MAN’s new requirements will have a profound impact on the performance demanded from cylinder oils and, without the option of recourse to high-BN detergents, on the volume of additives required in a low BN lubricant. And while this will only affect oils for modern engines initially, MAN’s original service letter suggested that it would retire Category I (covering older engine designs) by May 2022. That date may change—MAN has already extended the deadline for assessing Cat II oils—but sooner or later the performance requirements will be harmonized for all MAN engines.
That point will mark a substantial increase in performance across the market. While ship operators with older engine designs might well baulk at having to use a high specification lubricant, the trade-off will be engine assets that stay cleaner and last longer.
The new fuel blends that have emerged for IMO 2020 and increasing performance demands from engine designers will drive the development of sophisticated additive chemistry. These trends will only accelerate as shipping begins to look to alternative fuels, each with their own sets of challenging characteristics.
Liquefied natural gas (LNG) is the most widespread of the ‘alternative’ fuels and is anticipated to become an important part of the fuel mix towards 2050. While gas-fuelled ships make up 0.5% of vessels in service today, that rises to 10% when vessels on order are included.

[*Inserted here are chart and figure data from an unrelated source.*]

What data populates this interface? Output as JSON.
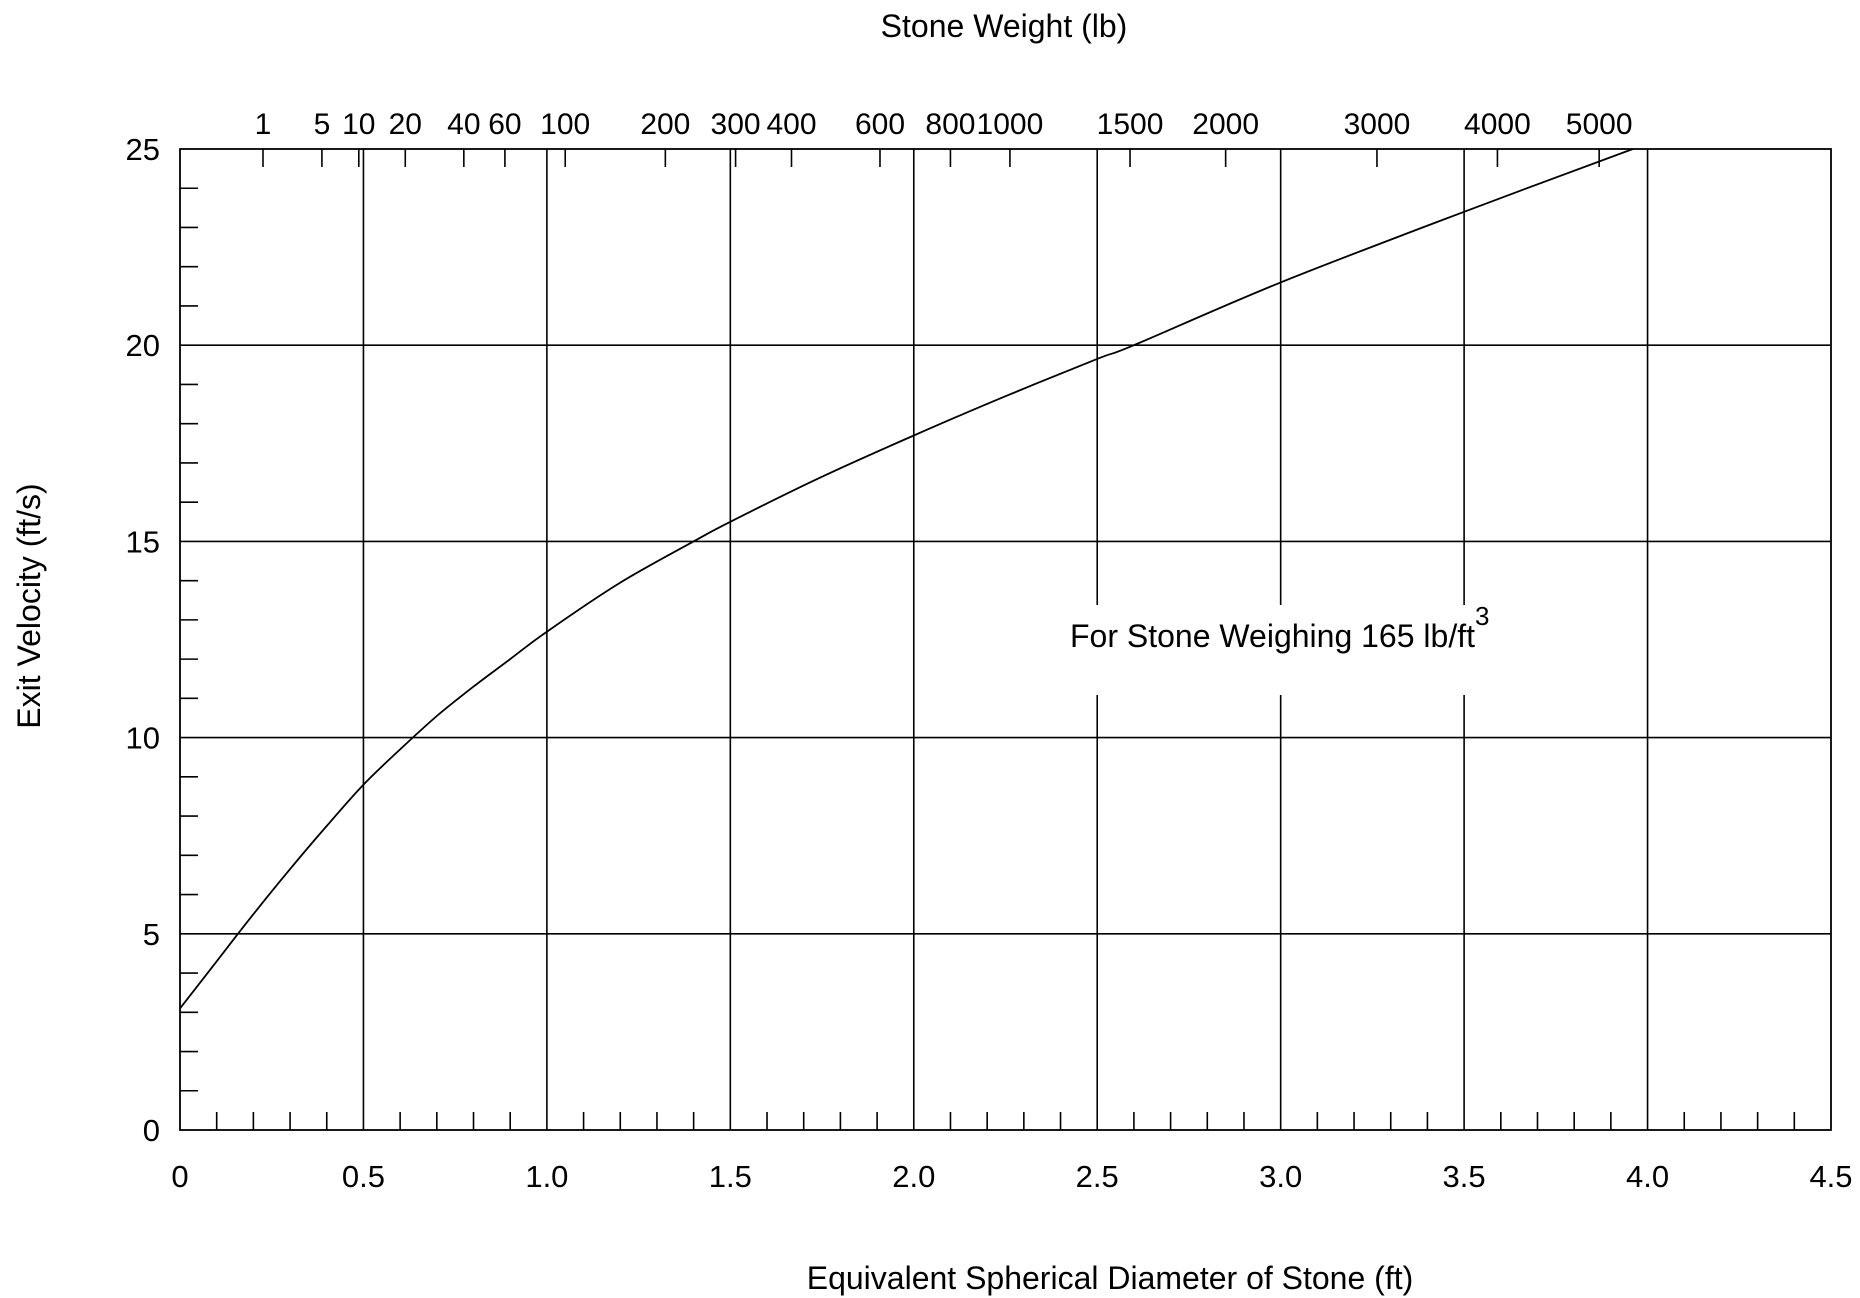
{
  "chart_data": {
    "type": "line",
    "title": "",
    "xlabel": "Equivalent  Spherical Diameter of Stone   (ft)",
    "ylabel": "Exit Velocity (ft/s)",
    "top_axis_label": "Stone Weight  (lb)",
    "xlim": [
      0,
      4.5
    ],
    "ylim": [
      0,
      25
    ],
    "x_ticks": [
      "0",
      "0.5",
      "1.0",
      "1.5",
      "2.0",
      "2.5",
      "3.0",
      "3.5",
      "4.0",
      "4.5"
    ],
    "y_ticks": [
      "0",
      "5",
      "10",
      "15",
      "20",
      "25"
    ],
    "x_major_step": 0.5,
    "x_minor_step": 0.1,
    "y_major_step": 5,
    "y_minor_step": 1,
    "grid": true,
    "top_axis": {
      "label": "Stone Weight  (lb)",
      "unit_weight_lb_ft3": 165,
      "ticks": [
        {
          "label": "1",
          "value": 1
        },
        {
          "label": "5",
          "value": 5
        },
        {
          "label": "10",
          "value": 10
        },
        {
          "label": "20",
          "value": 20
        },
        {
          "label": "40",
          "value": 40
        },
        {
          "label": "60",
          "value": 60
        },
        {
          "label": "100",
          "value": 100
        },
        {
          "label": "200",
          "value": 200
        },
        {
          "label": "300",
          "value": 300
        },
        {
          "label": "400",
          "value": 400
        },
        {
          "label": "600",
          "value": 600
        },
        {
          "label": "800",
          "value": 800
        },
        {
          "label": "1000",
          "value": 1000
        },
        {
          "label": "1500",
          "value": 1500
        },
        {
          "label": "2000",
          "value": 2000
        },
        {
          "label": "3000",
          "value": 3000
        },
        {
          "label": "4000",
          "value": 4000
        },
        {
          "label": "5000",
          "value": 5000
        }
      ]
    },
    "annotation": {
      "text": "For Stone Weighing 165 lb/ft",
      "superscript": "3"
    },
    "series": [
      {
        "x": [
          0,
          0.1,
          0.2,
          0.3,
          0.4,
          0.5,
          0.6,
          0.7,
          0.8,
          0.9,
          1.0,
          1.2,
          1.4,
          1.5,
          1.75,
          2.0,
          2.25,
          2.5,
          2.6,
          3.0,
          3.5,
          3.96
        ],
        "values": [
          3.1,
          4.3,
          5.5,
          6.65,
          7.75,
          8.8,
          9.7,
          10.55,
          11.3,
          12.0,
          12.7,
          13.95,
          15.0,
          15.5,
          16.65,
          17.7,
          18.7,
          19.65,
          20.0,
          21.6,
          23.4,
          25.0
        ]
      }
    ]
  }
}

As we already have some experience of LNG engine operations, it is an ideal place to start examining how alternative fuels may affect engine condition and influence lubricant performance requirements.
Diesel- and Otto-cycle dual-fuel engines both have combustion characteristics that can lead to challenges including deposits, cylinder wear and broken piston rings. These issues occurred where the high temperatures of gas combustion challenged the integrity of cylinder lubricants. As a result, cylinder lubricants with higher thermal tolerance need to be developed to suit these more severe conditions. This includes the use of novel anti-wear, antioxidant and dispersant additives.
Although we still do not know enough about LNG, it is the devil we know. As more and more pilots and trials emerge for other fuels—including hydrogen, methanol and ammonia as well as biofuels—we are dealing with even bigger unknowns. From a lubricant additive developer’s perspective, there is a great deal of research and information gathering that needs to be done before we move towards testing. Our studies with VLSFO showed that even established laboratory tests may not identify relevant performance parameters. New lab testing methodologies are likely to be needed to draw more informed conclusions.
It is safe to say that these fuels will have their challenges, both due to their combustion behavior and their inherent properties. The well-known toxicity and corrosiveness of ammonia, for example, is bound to have some impact on engine condition. The role of lubricant additive specialists and cylinder oil suppliers will be to explore how lubricants can help to minimize that impact and extend the reliable service life of engines. As both future fuels and future fuel-enabled engines will be more expensive than today’s fuels and technologies, lubricants will also have a critical role to play in making these fuels viable by minimizing engine maintenance and repair costs.
Although we are only at the beginning of our journey towards understanding the impact of these fuels on engine condition, one thing is clear: advanced lubricant chemistries will be needed to pave the way for their use. The process started with the decoupling of BN from engine cleanliness performance this year lays the groundwork for that evolution.